In the present study, rats exposed to CS had an initial bronchial/lung inflammatory response, followed by atypical proliferation and dysplasia of the bronchial epithelium. In the early inflammatory response to smoking, the expression of CYP1A1 and NF-κB was significantly upregulated; EGCG treatment significantly inhibited the overexpression of CYP1A1 and NF-κB. In the later experimental stages, the expression of NF-κB in the lung tissue from rats in the experimental group was not significantly different to that of the tissue identified in the control. This result further supported the hypothesis that NF-κB expression may be more correlated with the initial inflammation of the lung, rather than the development of tumors. In the CS treatment experiment, the expression of CYP1A1 in the lung tissue of the smoke-exposed rats was high, gradually increasing throughout the experiment. EGCG treatment consistently inhibited the overexpression of CYP1A1 induced by smoking in rat lung tissues. These results indicated that the mechanism of smoking-induced BE carcinogenesis was most probably related to the aberrant expression of CYP1A1; EGCG may therefore block smoking-induced BE carcinogenesis by regulating the function of CYP1A1. Compared with CYP1A1, the aberrant expression of NF-κB may be more closely associated with inflammation rather than with the carcinogenesis of BE cells.

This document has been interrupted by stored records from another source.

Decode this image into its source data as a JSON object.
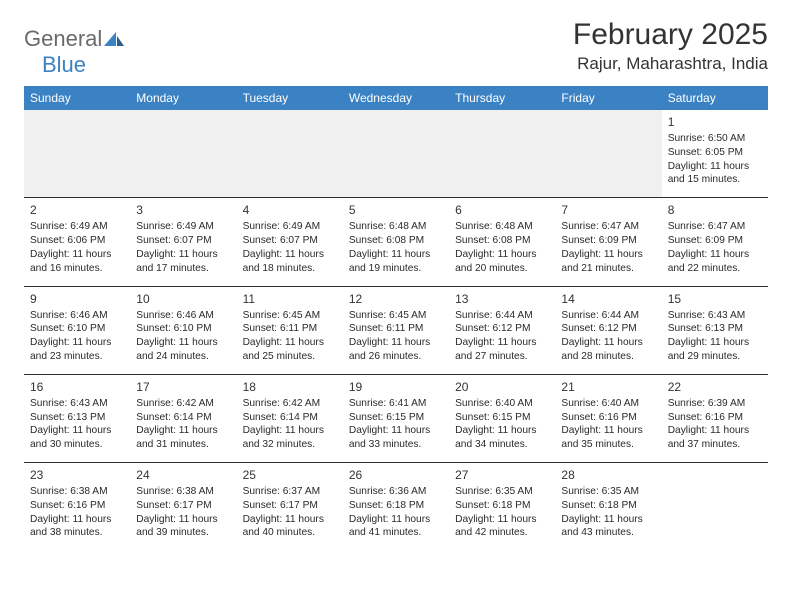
{
  "logo": {
    "text1": "General",
    "text2": "Blue"
  },
  "title": "February 2025",
  "location": "Rajur, Maharashtra, India",
  "colors": {
    "header_bg": "#3b82c4",
    "header_text": "#ffffff",
    "blank_bg": "#f0f0f0",
    "border": "#2f2f2f",
    "text": "#2a2a2a",
    "title_text": "#333333",
    "logo_gray": "#6a6a6a",
    "logo_blue": "#3b82c4"
  },
  "day_headers": [
    "Sunday",
    "Monday",
    "Tuesday",
    "Wednesday",
    "Thursday",
    "Friday",
    "Saturday"
  ],
  "weeks": [
    [
      {
        "blank": true
      },
      {
        "blank": true
      },
      {
        "blank": true
      },
      {
        "blank": true
      },
      {
        "blank": true
      },
      {
        "blank": true
      },
      {
        "day": "1",
        "sunrise": "Sunrise: 6:50 AM",
        "sunset": "Sunset: 6:05 PM",
        "daylight": "Daylight: 11 hours and 15 minutes."
      }
    ],
    [
      {
        "day": "2",
        "sunrise": "Sunrise: 6:49 AM",
        "sunset": "Sunset: 6:06 PM",
        "daylight": "Daylight: 11 hours and 16 minutes."
      },
      {
        "day": "3",
        "sunrise": "Sunrise: 6:49 AM",
        "sunset": "Sunset: 6:07 PM",
        "daylight": "Daylight: 11 hours and 17 minutes."
      },
      {
        "day": "4",
        "sunrise": "Sunrise: 6:49 AM",
        "sunset": "Sunset: 6:07 PM",
        "daylight": "Daylight: 11 hours and 18 minutes."
      },
      {
        "day": "5",
        "sunrise": "Sunrise: 6:48 AM",
        "sunset": "Sunset: 6:08 PM",
        "daylight": "Daylight: 11 hours and 19 minutes."
      },
      {
        "day": "6",
        "sunrise": "Sunrise: 6:48 AM",
        "sunset": "Sunset: 6:08 PM",
        "daylight": "Daylight: 11 hours and 20 minutes."
      },
      {
        "day": "7",
        "sunrise": "Sunrise: 6:47 AM",
        "sunset": "Sunset: 6:09 PM",
        "daylight": "Daylight: 11 hours and 21 minutes."
      },
      {
        "day": "8",
        "sunrise": "Sunrise: 6:47 AM",
        "sunset": "Sunset: 6:09 PM",
        "daylight": "Daylight: 11 hours and 22 minutes."
      }
    ],
    [
      {
        "day": "9",
        "sunrise": "Sunrise: 6:46 AM",
        "sunset": "Sunset: 6:10 PM",
        "daylight": "Daylight: 11 hours and 23 minutes."
      },
      {
        "day": "10",
        "sunrise": "Sunrise: 6:46 AM",
        "sunset": "Sunset: 6:10 PM",
        "daylight": "Daylight: 11 hours and 24 minutes."
      },
      {
        "day": "11",
        "sunrise": "Sunrise: 6:45 AM",
        "sunset": "Sunset: 6:11 PM",
        "daylight": "Daylight: 11 hours and 25 minutes."
      },
      {
        "day": "12",
        "sunrise": "Sunrise: 6:45 AM",
        "sunset": "Sunset: 6:11 PM",
        "daylight": "Daylight: 11 hours and 26 minutes."
      },
      {
        "day": "13",
        "sunrise": "Sunrise: 6:44 AM",
        "sunset": "Sunset: 6:12 PM",
        "daylight": "Daylight: 11 hours and 27 minutes."
      },
      {
        "day": "14",
        "sunrise": "Sunrise: 6:44 AM",
        "sunset": "Sunset: 6:12 PM",
        "daylight": "Daylight: 11 hours and 28 minutes."
      },
      {
        "day": "15",
        "sunrise": "Sunrise: 6:43 AM",
        "sunset": "Sunset: 6:13 PM",
        "daylight": "Daylight: 11 hours and 29 minutes."
      }
    ],
    [
      {
        "day": "16",
        "sunrise": "Sunrise: 6:43 AM",
        "sunset": "Sunset: 6:13 PM",
        "daylight": "Daylight: 11 hours and 30 minutes."
      },
      {
        "day": "17",
        "sunrise": "Sunrise: 6:42 AM",
        "sunset": "Sunset: 6:14 PM",
        "daylight": "Daylight: 11 hours and 31 minutes."
      },
      {
        "day": "18",
        "sunrise": "Sunrise: 6:42 AM",
        "sunset": "Sunset: 6:14 PM",
        "daylight": "Daylight: 11 hours and 32 minutes."
      },
      {
        "day": "19",
        "sunrise": "Sunrise: 6:41 AM",
        "sunset": "Sunset: 6:15 PM",
        "daylight": "Daylight: 11 hours and 33 minutes."
      },
      {
        "day": "20",
        "sunrise": "Sunrise: 6:40 AM",
        "sunset": "Sunset: 6:15 PM",
        "daylight": "Daylight: 11 hours and 34 minutes."
      },
      {
        "day": "21",
        "sunrise": "Sunrise: 6:40 AM",
        "sunset": "Sunset: 6:16 PM",
        "daylight": "Daylight: 11 hours and 35 minutes."
      },
      {
        "day": "22",
        "sunrise": "Sunrise: 6:39 AM",
        "sunset": "Sunset: 6:16 PM",
        "daylight": "Daylight: 11 hours and 37 minutes."
      }
    ],
    [
      {
        "day": "23",
        "sunrise": "Sunrise: 6:38 AM",
        "sunset": "Sunset: 6:16 PM",
        "daylight": "Daylight: 11 hours and 38 minutes."
      },
      {
        "day": "24",
        "sunrise": "Sunrise: 6:38 AM",
        "sunset": "Sunset: 6:17 PM",
        "daylight": "Daylight: 11 hours and 39 minutes."
      },
      {
        "day": "25",
        "sunrise": "Sunrise: 6:37 AM",
        "sunset": "Sunset: 6:17 PM",
        "daylight": "Daylight: 11 hours and 40 minutes."
      },
      {
        "day": "26",
        "sunrise": "Sunrise: 6:36 AM",
        "sunset": "Sunset: 6:18 PM",
        "daylight": "Daylight: 11 hours and 41 minutes."
      },
      {
        "day": "27",
        "sunrise": "Sunrise: 6:35 AM",
        "sunset": "Sunset: 6:18 PM",
        "daylight": "Daylight: 11 hours and 42 minutes."
      },
      {
        "day": "28",
        "sunrise": "Sunrise: 6:35 AM",
        "sunset": "Sunset: 6:18 PM",
        "daylight": "Daylight: 11 hours and 43 minutes."
      },
      {
        "blank": true,
        "noborder": false
      }
    ]
  ]
}
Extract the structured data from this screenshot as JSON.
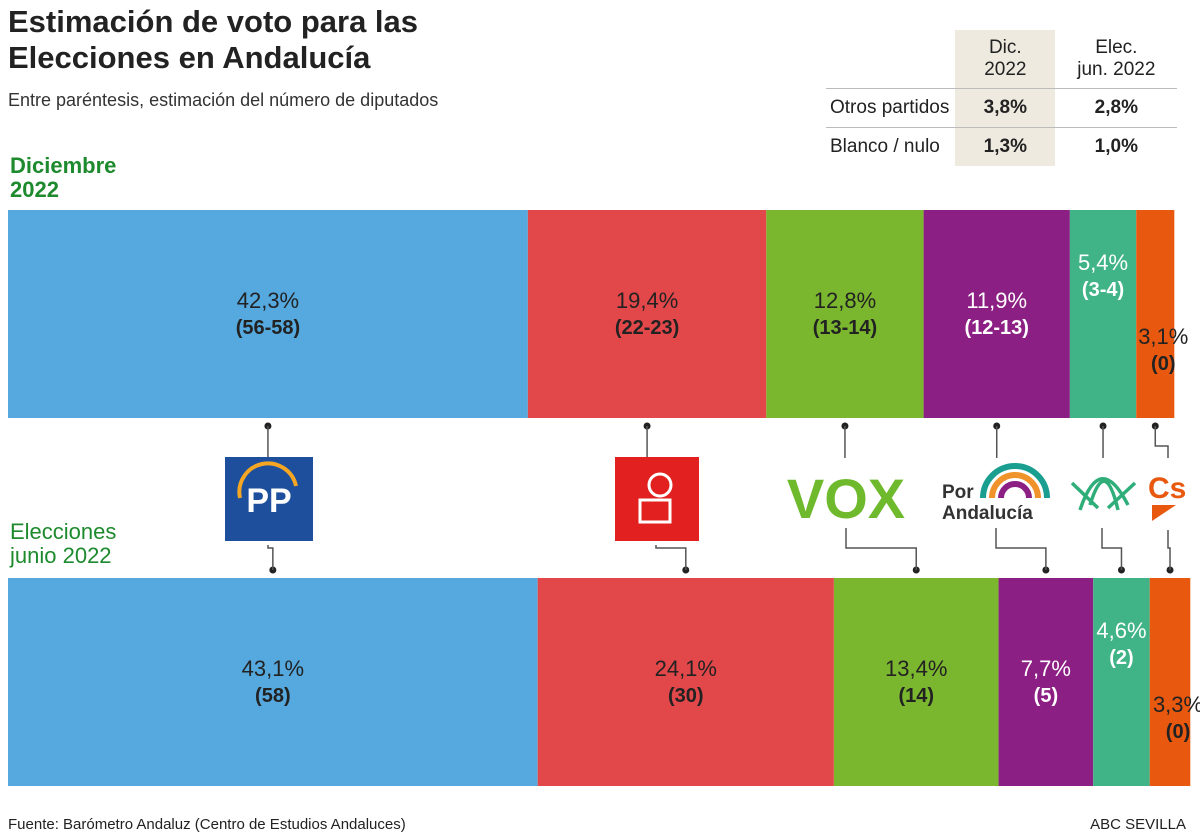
{
  "title": "Estimación de voto para las Elecciones en Andalucía",
  "subtitle": "Entre paréntesis, estimación del número de diputados",
  "table": {
    "headers": [
      "",
      "Dic. 2022",
      "Elec. jun. 2022"
    ],
    "header_dic": [
      "Dic.",
      "2022"
    ],
    "header_jun": [
      "Elec.",
      "jun. 2022"
    ],
    "rows": [
      {
        "label": "Otros partidos",
        "dic": "3,8%",
        "jun": "2,8%"
      },
      {
        "label": "Blanco / nulo",
        "dic": "1,3%",
        "jun": "1,0%"
      }
    ]
  },
  "source": "Fuente: Barómetro Andaluz (Centro de Estudios Andaluces)",
  "credit": "ABC SEVILLA",
  "chart_data": {
    "type": "bar",
    "orientation": "horizontal-stacked",
    "categories": [
      "PP",
      "PSOE",
      "VOX",
      "Por Andalucía",
      "Adelante Andalucía",
      "Cs"
    ],
    "colors": [
      "#55a9de",
      "#e2474a",
      "#7bb62f",
      "#8c1f83",
      "#40b487",
      "#e8590f"
    ],
    "logo_texts": [
      "PP",
      "",
      "VOX",
      "Por Andalucía",
      "",
      "Cs"
    ],
    "series": [
      {
        "name": "Diciembre 2022",
        "values": [
          42.3,
          19.4,
          12.8,
          11.9,
          5.4,
          3.1
        ],
        "labels": [
          "42,3%",
          "19,4%",
          "12,8%",
          "11,9%",
          "5,4%",
          "3,1%"
        ],
        "seats": [
          "(56-58)",
          "(22-23)",
          "(13-14)",
          "(12-13)",
          "(3-4)",
          "(0)"
        ]
      },
      {
        "name": "Elecciones junio 2022",
        "values": [
          43.1,
          24.1,
          13.4,
          7.7,
          4.6,
          3.3
        ],
        "labels": [
          "43,1%",
          "24,1%",
          "13,4%",
          "7,7%",
          "4,6%",
          "3,3%"
        ],
        "seats": [
          "(58)",
          "(30)",
          "(14)",
          "(5)",
          "(2)",
          "(0)"
        ]
      }
    ]
  }
}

CYP1A1 encodes the cytochrome P450 1A1. This protein is a major enzyme that activates polycyclic aromatic (pahs) carcinogens. Activated CYP1A1 can turn organic substances such as polyaromatic hydrocarbons into cytotoxins and other carcinogens, increasing the risk of cancer (62). Tobacco contains a large amount of benzopyrene, which is inhaled into the lungs when smoking. Benzopyrene is firstly epoxidized by CYP1A1, which is then hydrolyzed by epoxide hydrolase to form a dihydroxyl compound. This is then oxidized by CYP1A1 to form a diol epoxide. Diol epoxides have significant carcinogenic and mutagenic effects. These reactive metabolites produce DNA adducts, resulting in DNA mutations, gene expression profile alterations and tumorigenesis (62). Inhibition of CYP1A1-catalyzed benzopyrene metabolism may reduce the risk of smoking-induced lung cancer. In this in vivo experiment, it was observed that EGCG could inhibit the overexpression of CYP1A1 induced by smoking exposure. This therefore inhibits the metabolic mechanism of DNA adducts involving CYP1A1; subsequently preventing the development of atypical hyperplasia and heterogeneous precancerous lesions of bronchial epithelium. In addition to smoking, cooking, air pollution, automobile exhaust fumes and numerous other environmental sources may produce benzopyrene (62-65). There are still numerous opportunities for people to be exposed to environmental benzopyrene. Drinking green tea is therefore recommended as it is rich in EGCG which will inhibit the development of disease associated with benzopyrene exposure.